IT企業のエンジニアとしてもう10年働いていて、既に基本情報技術者と応用情報技術者の両方の資格を取得したことから、上司から「ステップアップのためにもう少し上の資格を取ったら」と提案を受けました。実際にどのような資格があるのか探してみたら「ITストラテジスト」という資格を見つけました。その問題集を見てみると、今の自分でも取得できるのではないかと思い受験することにしました。「ストラテジスト」とはIT関係の仕事ではかなりの上流、SEの世界では「要件定義」から「基本設計」より、さらに上の、システム構成や費用などの提案を行う、その提案を行っていく上で経営的に、業務的に改善できる提案をすることが求められるものであり、ちょうど今の業務もそれに近いことをやっているので受けてみることにしました。

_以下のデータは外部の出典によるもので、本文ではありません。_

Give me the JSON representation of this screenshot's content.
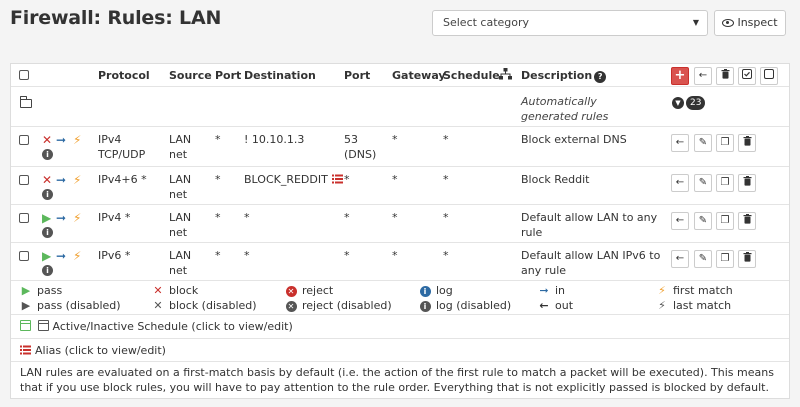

先ほどにも書いたように基本情報技術者と応用情報技術者を何度も受けた経験があるので情報処理技術者関連の試験はどのような形式で出るのかはなんとなく察しがついていたのですが、上級になってくると、マークシートの問題は少なくなり、記述や論述の試験が多くなりました。そのことから過去問題集だけではなく、それ以外に最新の実務についても問われるなど、今の仕事の応用的な知識や技術が問われる問題があり、実際にどのように勉強したら良いのか分からなくなるときがありました。

そこでどのような問題が出るのかという傾向を知るだけではなく、現在の業務に近い実例をインターネットを通じて体験談などを中心に情報収集を行い、実務的な知識・技術を疑似体験することも行いました。他にも先輩や上司にインターネットで得た実例から、どのようにして業務・経営改善をするかの議論を行いながら、ストラテジストに適した知識や考え方を身につけることができました。そのことで専門的な技術・知識を身につけマークシートや記述式の問題は網羅できましたが、このストラテジストで肝になるのが最後の論述試験です。1問だけ選ぶ問題ですが、答える文字数が多く、しっかりと答えないと合格できないのだそうで、ほとんどの受験者はこの項目で不合格になってしまうのだそうです。そのことも踏まえて、試験勉強で最も時間を割いたのが論述試験です。ただ論述試験と行ってもポイントを押さえることが大切で、論述試験対策用の問題集があったので購入し、どのようにして論文をつくったら良いのか、そしてどのような門外が出るのか、過去問題だけではなく、問題集オリジナルの実例問題も取り上げられており、本番に近い形で問題を解いたり、解答を元にどのような論文を書けば良いのか検証したりするなどをして、論文のポイントを押さえながら、解くスピードを測るなどをして、時間配分を何度も確認しました。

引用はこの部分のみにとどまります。